With those few words, Nicola Sturgeon sought to reassure the people of England, Wales and Northern Ireland last year that the SNP were a party opposed to public spending cuts. We all remember the general election TV debates, where the First Minister built her celebrity as the leader of the anti-austerity cause.

Last week, though, she was found out. When faced with the choice between using the powers of the Scottish Parliament to invest in the future or imposing cuts to our schools, Nicola Sturgeon chose cuts. Incredible as it sounds the SNP stood shoulder to shoulder with the Tories to vote for hundreds of millions of pounds worth of cuts to schools and other vital public services, rather than asking people to pay a little bit more to invest. That's not the choice of an anti-austerity pin-up. It's a sell-out.

People living outside of Scotland may not be fully aware of the significant shift that has taken place in politics north of the border in the last week. The days of grievance and blaming someone else for decisions made in Scotland appear to be coming to an end.

The SNP's budget is currently making its way through the Scottish Parliament. It will impose hundreds of millions of pounds of cuts to local public services - including our schools. We don't know what cuts the SNP are planning for future years because they are only presenting a one year budget to get them through the election, but we know from the experts that the biggest cuts are likely to come in 2017/18 and 2018/19. For unprotected budgets like education that could mean cuts of 16 per cent.

It doesn't have to be this way, though. The Scottish Parliament has the power to stop these cuts, if only we have the political will to act. Last week I did just that.

I set out a plan, using the new powers we have today, to set a Scottish rate of income tax 1p higher than that set by George Osborne. This would raise an extra half a billion pounds, giving us the chance to stop the cuts to education and other services. Labour would protect education funding in real terms over the next five years in Scotland.
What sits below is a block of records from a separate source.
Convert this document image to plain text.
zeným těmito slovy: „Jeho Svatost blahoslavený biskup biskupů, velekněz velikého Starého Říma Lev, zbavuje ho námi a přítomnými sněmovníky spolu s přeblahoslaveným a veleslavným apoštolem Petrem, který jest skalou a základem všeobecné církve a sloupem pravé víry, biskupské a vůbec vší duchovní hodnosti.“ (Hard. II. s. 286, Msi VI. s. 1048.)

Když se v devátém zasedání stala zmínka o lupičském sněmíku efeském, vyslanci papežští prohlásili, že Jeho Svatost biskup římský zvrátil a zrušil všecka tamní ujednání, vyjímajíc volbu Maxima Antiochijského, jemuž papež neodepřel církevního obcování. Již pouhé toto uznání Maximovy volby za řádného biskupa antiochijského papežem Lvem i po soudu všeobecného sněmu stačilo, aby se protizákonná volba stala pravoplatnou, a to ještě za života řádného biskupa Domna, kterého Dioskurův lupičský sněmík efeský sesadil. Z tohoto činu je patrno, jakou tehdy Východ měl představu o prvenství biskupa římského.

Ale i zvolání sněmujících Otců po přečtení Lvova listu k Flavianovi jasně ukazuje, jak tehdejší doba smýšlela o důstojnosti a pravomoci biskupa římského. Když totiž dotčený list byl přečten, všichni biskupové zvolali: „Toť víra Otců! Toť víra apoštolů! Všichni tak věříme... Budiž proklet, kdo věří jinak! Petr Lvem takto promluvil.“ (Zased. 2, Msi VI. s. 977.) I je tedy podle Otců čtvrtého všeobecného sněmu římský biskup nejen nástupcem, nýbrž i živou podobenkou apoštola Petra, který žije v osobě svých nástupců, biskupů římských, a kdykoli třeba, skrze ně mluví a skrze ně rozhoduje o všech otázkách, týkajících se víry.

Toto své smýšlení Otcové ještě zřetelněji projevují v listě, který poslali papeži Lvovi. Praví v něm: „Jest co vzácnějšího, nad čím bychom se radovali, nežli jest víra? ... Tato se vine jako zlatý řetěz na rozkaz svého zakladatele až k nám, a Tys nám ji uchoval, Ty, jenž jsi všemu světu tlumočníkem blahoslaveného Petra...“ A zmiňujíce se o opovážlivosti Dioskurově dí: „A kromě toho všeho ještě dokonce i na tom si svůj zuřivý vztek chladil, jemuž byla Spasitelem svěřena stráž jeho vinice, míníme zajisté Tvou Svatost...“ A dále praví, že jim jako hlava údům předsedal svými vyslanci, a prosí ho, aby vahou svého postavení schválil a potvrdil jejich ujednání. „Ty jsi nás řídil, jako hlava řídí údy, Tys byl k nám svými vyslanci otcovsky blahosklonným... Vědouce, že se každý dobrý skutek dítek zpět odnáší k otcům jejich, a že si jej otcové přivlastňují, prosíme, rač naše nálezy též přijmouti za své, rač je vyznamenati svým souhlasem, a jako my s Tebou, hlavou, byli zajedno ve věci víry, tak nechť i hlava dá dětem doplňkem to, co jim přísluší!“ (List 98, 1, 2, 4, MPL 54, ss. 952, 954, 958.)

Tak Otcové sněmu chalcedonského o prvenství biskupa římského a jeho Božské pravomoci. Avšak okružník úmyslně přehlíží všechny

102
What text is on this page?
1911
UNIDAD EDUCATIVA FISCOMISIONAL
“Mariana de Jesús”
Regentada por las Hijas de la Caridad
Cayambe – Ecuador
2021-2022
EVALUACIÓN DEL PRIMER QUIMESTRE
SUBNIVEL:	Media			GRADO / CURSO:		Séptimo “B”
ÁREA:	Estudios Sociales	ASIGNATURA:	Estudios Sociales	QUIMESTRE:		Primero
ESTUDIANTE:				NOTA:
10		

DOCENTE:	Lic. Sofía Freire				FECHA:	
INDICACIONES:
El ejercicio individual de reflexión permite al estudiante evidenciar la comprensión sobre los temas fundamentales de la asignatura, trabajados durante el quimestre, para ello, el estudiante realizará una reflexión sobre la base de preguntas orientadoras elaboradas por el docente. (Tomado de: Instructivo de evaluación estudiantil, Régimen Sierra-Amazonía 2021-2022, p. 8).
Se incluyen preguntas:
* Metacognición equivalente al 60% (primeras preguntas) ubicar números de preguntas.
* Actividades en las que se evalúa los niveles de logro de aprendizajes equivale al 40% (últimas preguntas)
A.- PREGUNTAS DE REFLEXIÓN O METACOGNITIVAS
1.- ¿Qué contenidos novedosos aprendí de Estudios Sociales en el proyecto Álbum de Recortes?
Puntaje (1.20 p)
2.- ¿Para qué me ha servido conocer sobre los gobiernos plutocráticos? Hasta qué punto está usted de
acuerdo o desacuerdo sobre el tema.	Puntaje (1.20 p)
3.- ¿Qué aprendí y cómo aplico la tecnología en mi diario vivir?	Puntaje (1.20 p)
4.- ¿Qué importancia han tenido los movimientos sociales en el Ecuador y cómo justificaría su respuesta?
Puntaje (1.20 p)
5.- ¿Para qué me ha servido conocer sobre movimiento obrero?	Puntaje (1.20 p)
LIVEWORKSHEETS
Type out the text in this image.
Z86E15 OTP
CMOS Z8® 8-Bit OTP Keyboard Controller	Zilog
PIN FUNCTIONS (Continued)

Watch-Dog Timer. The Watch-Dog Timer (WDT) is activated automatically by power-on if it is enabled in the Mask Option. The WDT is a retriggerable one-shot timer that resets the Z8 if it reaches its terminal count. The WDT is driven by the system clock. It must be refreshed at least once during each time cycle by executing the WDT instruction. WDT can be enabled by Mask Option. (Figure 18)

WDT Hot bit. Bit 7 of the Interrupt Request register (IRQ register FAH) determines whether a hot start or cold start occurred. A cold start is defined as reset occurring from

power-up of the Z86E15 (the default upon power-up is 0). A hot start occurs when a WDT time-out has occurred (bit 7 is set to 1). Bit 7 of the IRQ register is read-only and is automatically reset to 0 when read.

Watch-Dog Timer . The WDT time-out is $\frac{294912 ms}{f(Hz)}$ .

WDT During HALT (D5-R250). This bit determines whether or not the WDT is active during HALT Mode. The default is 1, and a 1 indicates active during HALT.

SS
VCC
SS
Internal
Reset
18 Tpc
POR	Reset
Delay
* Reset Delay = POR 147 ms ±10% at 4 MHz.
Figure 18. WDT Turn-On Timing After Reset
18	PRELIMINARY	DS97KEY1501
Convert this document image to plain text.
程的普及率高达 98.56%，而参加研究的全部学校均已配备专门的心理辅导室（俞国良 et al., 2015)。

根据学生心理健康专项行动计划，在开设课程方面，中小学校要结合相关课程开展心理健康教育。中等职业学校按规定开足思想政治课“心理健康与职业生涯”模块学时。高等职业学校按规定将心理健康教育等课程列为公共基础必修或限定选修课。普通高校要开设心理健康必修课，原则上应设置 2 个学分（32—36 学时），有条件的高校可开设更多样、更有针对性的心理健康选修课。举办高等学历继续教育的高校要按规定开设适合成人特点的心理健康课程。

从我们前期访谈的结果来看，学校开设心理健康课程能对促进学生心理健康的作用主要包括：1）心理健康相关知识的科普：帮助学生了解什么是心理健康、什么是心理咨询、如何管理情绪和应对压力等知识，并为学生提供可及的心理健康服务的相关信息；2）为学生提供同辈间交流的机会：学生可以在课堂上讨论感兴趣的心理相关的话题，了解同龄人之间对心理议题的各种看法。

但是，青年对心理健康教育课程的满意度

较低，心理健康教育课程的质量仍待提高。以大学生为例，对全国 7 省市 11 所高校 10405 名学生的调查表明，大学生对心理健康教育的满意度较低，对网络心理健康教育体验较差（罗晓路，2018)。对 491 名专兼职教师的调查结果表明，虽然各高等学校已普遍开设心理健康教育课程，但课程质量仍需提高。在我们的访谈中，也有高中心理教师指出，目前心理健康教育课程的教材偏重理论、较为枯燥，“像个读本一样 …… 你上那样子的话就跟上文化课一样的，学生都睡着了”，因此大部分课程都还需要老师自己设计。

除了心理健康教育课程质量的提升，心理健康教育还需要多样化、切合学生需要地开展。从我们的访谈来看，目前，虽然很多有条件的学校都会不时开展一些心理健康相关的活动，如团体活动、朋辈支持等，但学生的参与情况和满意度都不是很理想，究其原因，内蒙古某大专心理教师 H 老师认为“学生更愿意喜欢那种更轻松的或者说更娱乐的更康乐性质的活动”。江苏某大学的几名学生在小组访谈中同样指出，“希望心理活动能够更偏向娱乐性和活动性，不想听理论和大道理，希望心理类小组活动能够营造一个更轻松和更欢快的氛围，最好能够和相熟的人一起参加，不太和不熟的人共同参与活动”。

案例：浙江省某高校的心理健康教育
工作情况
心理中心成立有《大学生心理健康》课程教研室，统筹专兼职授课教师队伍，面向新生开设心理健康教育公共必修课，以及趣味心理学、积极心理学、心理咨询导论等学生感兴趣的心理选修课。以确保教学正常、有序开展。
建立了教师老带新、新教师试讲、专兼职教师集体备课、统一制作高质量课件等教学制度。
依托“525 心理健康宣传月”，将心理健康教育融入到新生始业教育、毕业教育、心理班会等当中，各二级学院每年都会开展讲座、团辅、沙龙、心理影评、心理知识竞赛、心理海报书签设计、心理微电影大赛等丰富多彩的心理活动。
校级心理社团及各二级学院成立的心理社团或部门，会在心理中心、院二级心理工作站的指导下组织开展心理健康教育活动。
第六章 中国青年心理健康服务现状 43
Faced with the choice of asking people to pay a little bit more to invest or carrying on with the SNP's cuts, the choice was pretty simple for me - I won't support cuts to our nation’s future prosperity.

Being told by commentators across the political spectrum that my plan is bold should normally set alarm bells ringing. Bold is usually code for saying something unpopular. In reality, it's pretty simple - how can I say I am against cuts but refuse to use the powers we have to stop them?

Experts - including Professors David Bell and David Eiser of the University of Stirling; the Resolution Foundation; and IPPR Scotland - have said our plan is fair because the wealthiest few would pay the most. Trade unions have backed our proposal, because they recognise the damage hundreds of millions of pounds of cuts will do to our schools and the jobs it will cost.

Council leaders have said our plan to pay £100 cashback to low income taxpayers - including pensioners - to ensure they benefit from this plan is workable.

The silliest of all the SNP's objections is that they won't back our plan because the poorest shouldn't have to pay the price of Tory austerity. The idea that imposing hundreds of millions of pounds of spending cuts on our schools and public services won't make the poorest pay is risible. It's not just the poorest who will lose out from cuts to education. Every single family and business in Scotland would benefit from having a world class education system that gives our young the skills they need to make their way in the world.

The next time we hear Nicola Sturgeon talk up her anti-austerity credentials, people should remember how she did nothing when she had the chance to end austerity. Until now it may have been acceptable to say you are opposed to spending cuts but doing nothing to stop them. Those days are rapidly coming to a close. It makes for the most important, and most interesting, election we’ve had in Scotland.

Kezia Dugdale is leader of Scottish Labour.